To study the effect of this revision in the policy, the authors performed a retrospective cohort study which including 109,626 adult patients listed for first-time deceased donor liver transplant, either for SLK or liver transplant alone (LTA), from 2013-2020. The outcome of interest was the impact of allocation policy on posttransplant survival. Using propensity score matching and instrumental variable analysis, they matched 319 SLK recipients with sustained acute kidney injury (sAKI) pre-policy (who would not have met criteria for SLK post-policy change) to 638 LTA patients with sustained acute kidney injury (sAKI) post-policy (who would have been eligible for SLK pre-policy change).

Overall, they found no significant difference in one-year and three-year post-transplant survival between SLK and LTA cohorts (87% vs 89% and 81% vs 80%, p = 0.9). However, a marked decrease in survival of African American patients post-policy was observed (89% vs 83% at one year; 87% vs 61% at three years; p = 0.03). A simulation model implementing a race-neutral eGFR calculation generated survival outcomes without racial disparity (p = 0.17), supporting OPTN's 2022 adoption of race-neutral eGFR. In all, this study found that the 2017 policy revision successfully reduced the number of SLKs while avoiding adverse effects on post-transplant survival in the overall population, while recognizing a notable survival decline among African American patients with sAKI. 

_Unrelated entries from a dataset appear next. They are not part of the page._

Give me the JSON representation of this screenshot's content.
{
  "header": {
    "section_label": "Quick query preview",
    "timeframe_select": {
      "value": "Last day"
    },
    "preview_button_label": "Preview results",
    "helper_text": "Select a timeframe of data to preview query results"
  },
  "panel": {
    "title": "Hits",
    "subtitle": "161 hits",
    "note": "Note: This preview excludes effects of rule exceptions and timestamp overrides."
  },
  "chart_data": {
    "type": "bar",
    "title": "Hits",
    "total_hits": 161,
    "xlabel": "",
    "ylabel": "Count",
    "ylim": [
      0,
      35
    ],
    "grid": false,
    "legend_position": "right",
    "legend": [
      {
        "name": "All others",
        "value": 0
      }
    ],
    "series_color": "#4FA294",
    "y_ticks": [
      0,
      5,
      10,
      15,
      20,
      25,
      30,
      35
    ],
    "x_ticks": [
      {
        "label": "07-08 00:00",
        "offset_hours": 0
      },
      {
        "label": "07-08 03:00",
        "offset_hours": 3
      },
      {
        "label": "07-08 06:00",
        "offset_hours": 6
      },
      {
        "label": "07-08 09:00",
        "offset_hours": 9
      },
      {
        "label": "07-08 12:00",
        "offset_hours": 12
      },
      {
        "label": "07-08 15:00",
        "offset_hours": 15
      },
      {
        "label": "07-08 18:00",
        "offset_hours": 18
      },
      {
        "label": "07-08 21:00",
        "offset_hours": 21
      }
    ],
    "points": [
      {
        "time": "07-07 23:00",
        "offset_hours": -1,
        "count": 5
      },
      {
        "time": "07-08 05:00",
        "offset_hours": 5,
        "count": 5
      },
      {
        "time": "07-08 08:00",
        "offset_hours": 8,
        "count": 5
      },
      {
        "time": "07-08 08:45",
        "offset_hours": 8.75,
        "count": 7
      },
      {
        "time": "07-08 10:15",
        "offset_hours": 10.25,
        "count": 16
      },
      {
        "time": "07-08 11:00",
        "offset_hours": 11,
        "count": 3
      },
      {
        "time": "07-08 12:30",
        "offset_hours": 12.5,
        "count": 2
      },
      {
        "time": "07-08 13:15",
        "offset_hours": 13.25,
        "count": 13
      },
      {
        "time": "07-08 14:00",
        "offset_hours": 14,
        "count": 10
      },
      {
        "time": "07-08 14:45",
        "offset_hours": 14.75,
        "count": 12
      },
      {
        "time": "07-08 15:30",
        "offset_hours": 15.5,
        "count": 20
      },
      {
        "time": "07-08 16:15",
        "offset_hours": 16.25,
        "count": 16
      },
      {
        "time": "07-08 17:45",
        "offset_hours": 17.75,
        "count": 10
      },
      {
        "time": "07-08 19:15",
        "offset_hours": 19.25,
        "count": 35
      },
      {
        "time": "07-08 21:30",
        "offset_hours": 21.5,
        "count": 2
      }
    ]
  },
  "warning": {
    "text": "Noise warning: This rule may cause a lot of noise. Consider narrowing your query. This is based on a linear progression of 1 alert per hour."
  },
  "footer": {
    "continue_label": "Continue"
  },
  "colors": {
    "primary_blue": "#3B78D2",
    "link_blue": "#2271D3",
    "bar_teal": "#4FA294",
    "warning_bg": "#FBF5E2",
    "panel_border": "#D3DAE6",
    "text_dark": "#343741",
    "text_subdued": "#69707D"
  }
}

This study is constrained by the OPTN/UNOS dataset's limited patient-level data, center-specific propensity scores used for cohort matching, and limited sample size. The date range was deliberately chosen to exclude major confounding factors including the Share 35 policy, FDA approval of novel HCV antivirals, and the COVID-19 pandemic. 

Bottom Line: The revised 2017 OPTN policy effectively reduced the number of unwarranted SLK procedures without compromising the overall survival rate post-liver transplant. However, the survival rate for African American patients post-policy dropped significantly. The recent UNOS/OPTN adoption of the race-neutral 2021 CKD-EPI eGFR calculation is poised to address this gap, underscoring the ongoing need for policy evaluation and refinement to ensure equitable outcomes for all patients.